Cement
Although a Challenging Environment 2025 Guidance Was Reiterated
We Maintain Our Outperform Ratings
- Although the environment was challenging (still bad weather conditions and higher comps), the Cement companies under coverage reiterated their 2025 guidance, anticipating a gradual improvement in EBITDA during 2H25.
- Total revenues in 1Q25 decreased by 8% YoY, while total EBITDA dropped by 17% YoY. As a result, the implicit EBITDA margin in the sector contracted 2.0 pp on a YoY basis to 17.3%. In that context, GCC posted the lowest EBITDA margin contraction (-0.6 pp), while CEMEX's EBITDA performance accounted for an 18% YoY drop, resulting in a 2.1 pp contraction in its EBITDA margin. Please note that the sector's solid financial position remained strong, with low leverage debt ratios.
- We reiterate our positive outlook for the sector. Current prices offer an attractive potential upside for long-term investors, supported by appealing valuations. Our Outperform ratings and PT are reiterated.

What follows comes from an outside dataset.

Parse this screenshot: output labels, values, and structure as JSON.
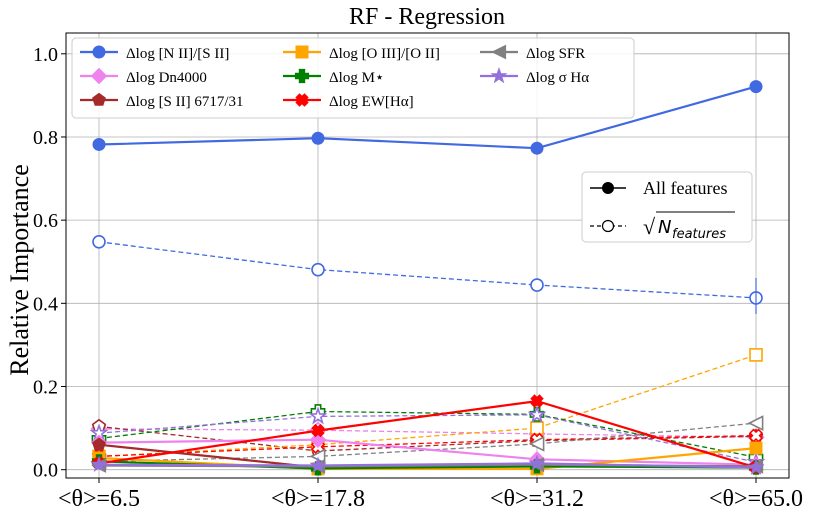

1Q25 in a Nutshell. The quarterly figures of CEMEX and GCC came in line with our estimates, but slightly lower than the consensus expectations. Total revenues in 1Q25 for the sector dropped 8%, while total EBITDA was down 17% YoY, implying a 2.0 pp YoY contraction in the EBITDA margin. GCC posted the lowest EBITDA margin contraction (-0.6 pp), while CEMEX's EBITDA performance accounted for an 18% YoY drop, resulting in a 2.1 pp contraction in its EBITDA margin. It is worth noting that a favorable price environment partially compensates for lower volumes.
2025 Guidance. Overall, the companies' guidance for 2025 was reiterated, and they are still maintaining a positive outlook for the rest of the year. Although the environment will remain challenging, both companies are anticipating a gradual recovery in volumes during 2H25, with the US market being one of the main markets with volume recovery. From the pricing perspective, it will maintain its positive trend with mid-single-digit growth. Related to potential tariff implementation in Mexico, it is still too early to say what the impact would be for both companies. However, the top management of CEMEX and GCC remained optimistic regarding their operating leverage, which would result in a gradual EBITDA margin expansion during the rest of the year.
We reiterate our positive outlook in the sector. Current price levels offer an attractive potential upside for long-term investors, supported by appealing valuations. CEMEX 2025 EV/EBITDA of 4.8x has a 49% discount against international peers, while GCC’s 2025 EV of 5.1x implies a 46% discount vs international peers and a 65% discount against US companies.